Kemudian, Sang Bhagavā mengulangi lagi sebuah syair:
Ia pasti akan menyeberang menuju pantai lain,
Seperti seekor burung merusak jaring dan meloloskan diri,
Dan mencapai jhāna, berdiam di dalamnya dengan bebas,
Yang memiliki kebahagiaan, selalu bergembira.
Māra, engkau harus mengetahui
Bahwa aku telah mengatasi [dirimu].
Kemudian Raja Māra berpikir: “Sang Bhagavā mengetahui diriku.
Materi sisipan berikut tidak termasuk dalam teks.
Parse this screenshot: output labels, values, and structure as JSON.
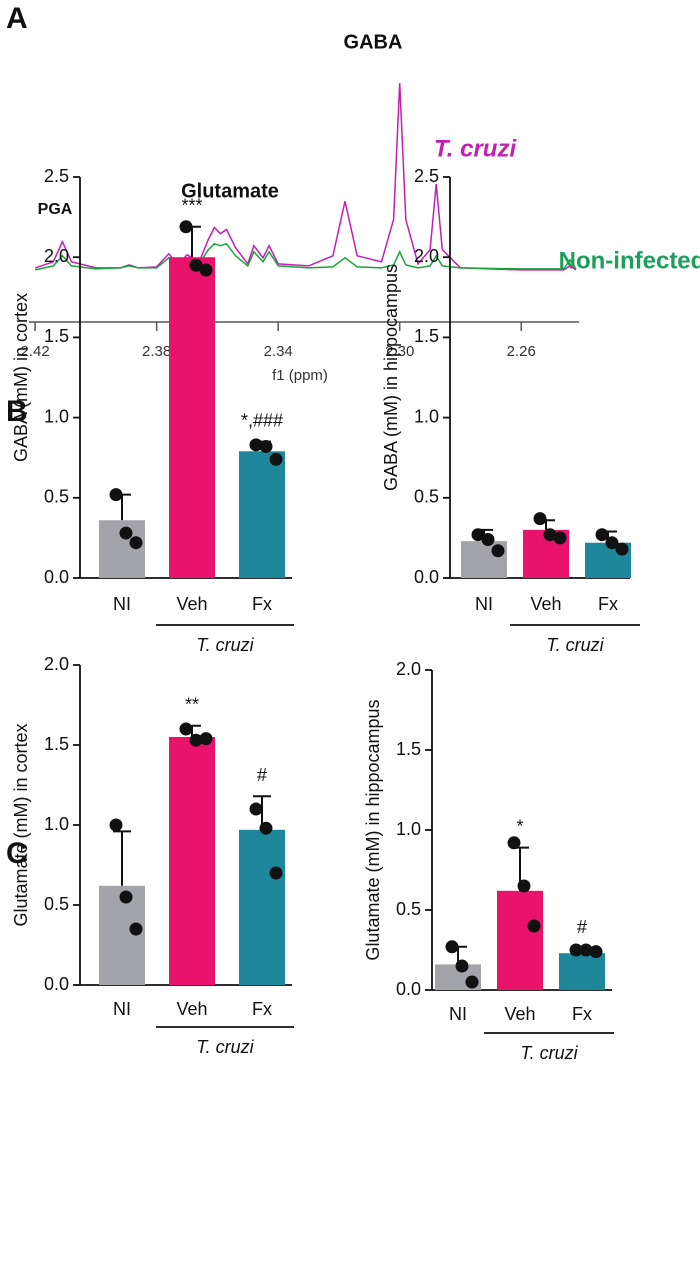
{
  "chart_data": [
    {
      "type": "line",
      "panel_label": "A",
      "xlabel": "f1 (ppm)",
      "annotations": [
        "PGA",
        "Glutamate",
        "GABA"
      ],
      "x": [
        2.42,
        2.414,
        2.411,
        2.408,
        2.4,
        2.392,
        2.389,
        2.386,
        2.38,
        2.376,
        2.373,
        2.37,
        2.366,
        2.363,
        2.361,
        2.359,
        2.357,
        2.354,
        2.35,
        2.348,
        2.345,
        2.343,
        2.34,
        2.33,
        2.322,
        2.318,
        2.314,
        2.306,
        2.302,
        2.3,
        2.298,
        2.294,
        2.29,
        2.288,
        2.286,
        2.28,
        2.26,
        2.246,
        2.244,
        2.242
      ],
      "xlim": [
        2.422,
        2.241
      ],
      "xticks": [
        2.42,
        2.38,
        2.34,
        {
          "value": 2.3,
          "label": "2.30"
        },
        2.26
      ],
      "ylim": [
        -8,
        200
      ],
      "series": [
        {
          "name": "T. cruzi",
          "color": "#c21fb4",
          "values": [
            2,
            8,
            28,
            8,
            2,
            2,
            5,
            2,
            3,
            16,
            5,
            15,
            8,
            30,
            42,
            36,
            40,
            22,
            6,
            24,
            12,
            24,
            6,
            4,
            14,
            68,
            14,
            8,
            50,
            185,
            50,
            6,
            20,
            85,
            20,
            2,
            0,
            0,
            4,
            0
          ]
        },
        {
          "name": "Non-infected",
          "color": "#1aa53c",
          "values": [
            0,
            4,
            14,
            4,
            1,
            2,
            4,
            2,
            2,
            12,
            4,
            12,
            6,
            20,
            26,
            24,
            26,
            14,
            4,
            18,
            8,
            18,
            4,
            2,
            3,
            12,
            3,
            2,
            5,
            18,
            5,
            2,
            4,
            14,
            4,
            2,
            1,
            1,
            10,
            1
          ]
        }
      ]
    },
    {
      "type": "bar",
      "panel_label": "B",
      "ylabel": "GABA (mM) in cortex",
      "group_label": "T. cruzi",
      "categories": [
        "NI",
        "Veh",
        "Fx"
      ],
      "colors": [
        "#a3a3aa",
        "#e8136b",
        "#1e879c"
      ],
      "values": [
        0.36,
        2.0,
        0.79
      ],
      "errors": [
        0.16,
        0.19,
        0.06
      ],
      "points": [
        [
          0.52,
          0.28,
          0.22
        ],
        [
          2.19,
          1.95,
          1.92
        ],
        [
          0.83,
          0.82,
          0.74
        ]
      ],
      "annotations": [
        null,
        "***",
        "*,###"
      ],
      "ylim": [
        0,
        2.5
      ],
      "yticks": [
        {
          "value": 0,
          "label": "0.0"
        },
        0.5,
        {
          "value": 1,
          "label": "1.0"
        },
        1.5,
        {
          "value": 2,
          "label": "2.0"
        },
        2.5
      ]
    },
    {
      "type": "bar",
      "ylabel": "GABA (mM) in hippocampus",
      "group_label": "T. cruzi",
      "categories": [
        "NI",
        "Veh",
        "Fx"
      ],
      "colors": [
        "#a3a3aa",
        "#e8136b",
        "#1e879c"
      ],
      "values": [
        0.23,
        0.3,
        0.22
      ],
      "errors": [
        0.07,
        0.06,
        0.07
      ],
      "points": [
        [
          0.27,
          0.24,
          0.17
        ],
        [
          0.37,
          0.27,
          0.25
        ],
        [
          0.27,
          0.22,
          0.18
        ]
      ],
      "ylim": [
        0,
        2.5
      ],
      "yticks": [
        {
          "value": 0,
          "label": "0.0"
        },
        0.5,
        {
          "value": 1,
          "label": "1.0"
        },
        1.5,
        {
          "value": 2,
          "label": "2.0"
        },
        2.5
      ]
    },
    {
      "type": "bar",
      "panel_label": "C",
      "ylabel": "Glutamate (mM) in cortex",
      "group_label": "T. cruzi",
      "categories": [
        "NI",
        "Veh",
        "Fx"
      ],
      "colors": [
        "#a3a3aa",
        "#e8136b",
        "#1e879c"
      ],
      "values": [
        0.62,
        1.55,
        0.97
      ],
      "errors": [
        0.34,
        0.07,
        0.21
      ],
      "points": [
        [
          1.0,
          0.55,
          0.35
        ],
        [
          1.6,
          1.53,
          1.54
        ],
        [
          1.1,
          0.98,
          0.7
        ]
      ],
      "annotations": [
        null,
        "**",
        "#"
      ],
      "ylim": [
        0,
        2
      ],
      "yticks": [
        {
          "value": 0,
          "label": "0.0"
        },
        0.5,
        {
          "value": 1,
          "label": "1.0"
        },
        1.5,
        {
          "value": 2,
          "label": "2.0"
        }
      ]
    },
    {
      "type": "bar",
      "ylabel": "Glutamate (mM) in hippocampus",
      "group_label": "T. cruzi",
      "categories": [
        "NI",
        "Veh",
        "Fx"
      ],
      "colors": [
        "#a3a3aa",
        "#e8136b",
        "#1e879c"
      ],
      "values": [
        0.16,
        0.62,
        0.23
      ],
      "errors": [
        0.11,
        0.27,
        0.03
      ],
      "points": [
        [
          0.27,
          0.15,
          0.05
        ],
        [
          0.92,
          0.65,
          0.4
        ],
        [
          0.25,
          0.25,
          0.24
        ]
      ],
      "annotations": [
        null,
        "*",
        "#"
      ],
      "ylim": [
        0,
        2
      ],
      "yticks": [
        {
          "value": 0,
          "label": "0.0"
        },
        0.5,
        {
          "value": 1,
          "label": "1.0"
        },
        1.5,
        {
          "value": 2,
          "label": "2.0"
        }
      ]
    }
  ]
}
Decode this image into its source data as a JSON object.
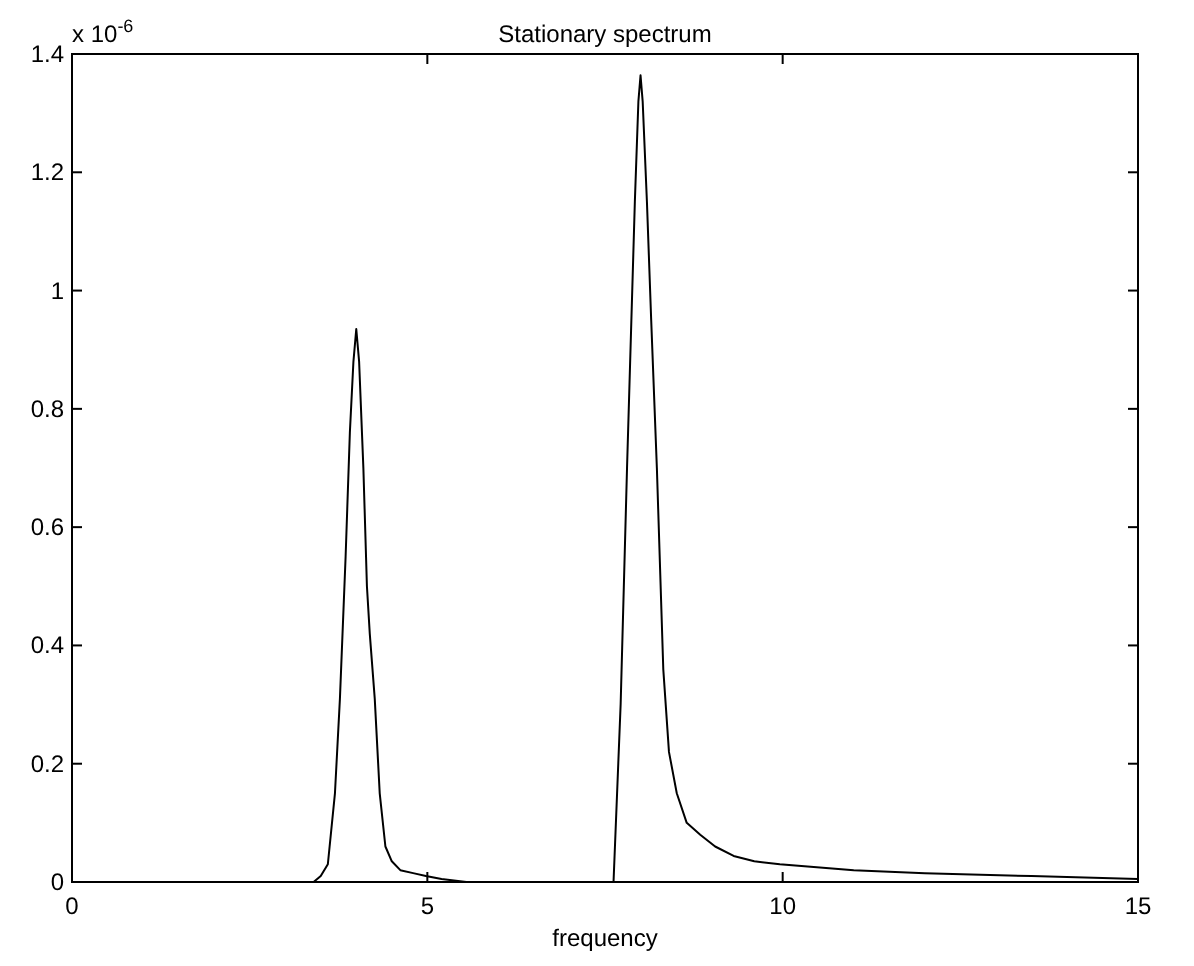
{
  "chart_data": {
    "type": "line",
    "title": "Stationary spectrum",
    "xlabel": "frequency",
    "annotations": [
      "x 10$^{-6}$"
    ],
    "xlim": [
      0,
      15
    ],
    "xticks": [
      0,
      5,
      10,
      15
    ],
    "ylim": [
      0,
      1.4
    ],
    "yticks": [
      0,
      0.2,
      0.4,
      0.6,
      0.8,
      1,
      1.2,
      1.4
    ],
    "grid": false,
    "series": [
      {
        "color": "#000000",
        "x": [
          0,
          3.4,
          3.5,
          3.6,
          3.7,
          3.77,
          3.85,
          3.91,
          3.96,
          4.0,
          4.04,
          4.1,
          4.15,
          4.19,
          4.26,
          4.33,
          4.41,
          4.5,
          4.62,
          4.8,
          4.98,
          5.2,
          5.55,
          7.0,
          7.62,
          7.72,
          7.81,
          7.92,
          7.97,
          8.0,
          8.03,
          8.09,
          8.15,
          8.23,
          8.32,
          8.4,
          8.51,
          8.65,
          8.84,
          9.05,
          9.31,
          9.6,
          9.96,
          11,
          12,
          13.5,
          15
        ],
        "values": [
          0,
          0,
          0.01,
          0.03,
          0.15,
          0.31,
          0.55,
          0.76,
          0.88,
          0.935,
          0.88,
          0.7,
          0.5,
          0.42,
          0.31,
          0.15,
          0.06,
          0.035,
          0.02,
          0.015,
          0.01,
          0.005,
          0,
          0,
          0,
          0.3,
          0.7,
          1.15,
          1.32,
          1.364,
          1.32,
          1.15,
          0.95,
          0.7,
          0.36,
          0.22,
          0.15,
          0.1,
          0.08,
          0.06,
          0.044,
          0.035,
          0.03,
          0.02,
          0.015,
          0.01,
          0.005
        ]
      }
    ]
  }
}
Sang Sugata telah melihatku.” Cemas, khawatir, merasa dirugikan, dan tidak dapat tetap berada di sana, ia langsung menghilang dari tempat itu.
Ini adalah apakah yang dikatakan Sang Buddha. Setelah mendengarkan perkataan Sang Buddha, Metteyya, Ajita, Yang Mulia Ānanda, dan para bhikkhu [lainnya] bergembira dan mengingatnya dengan baik.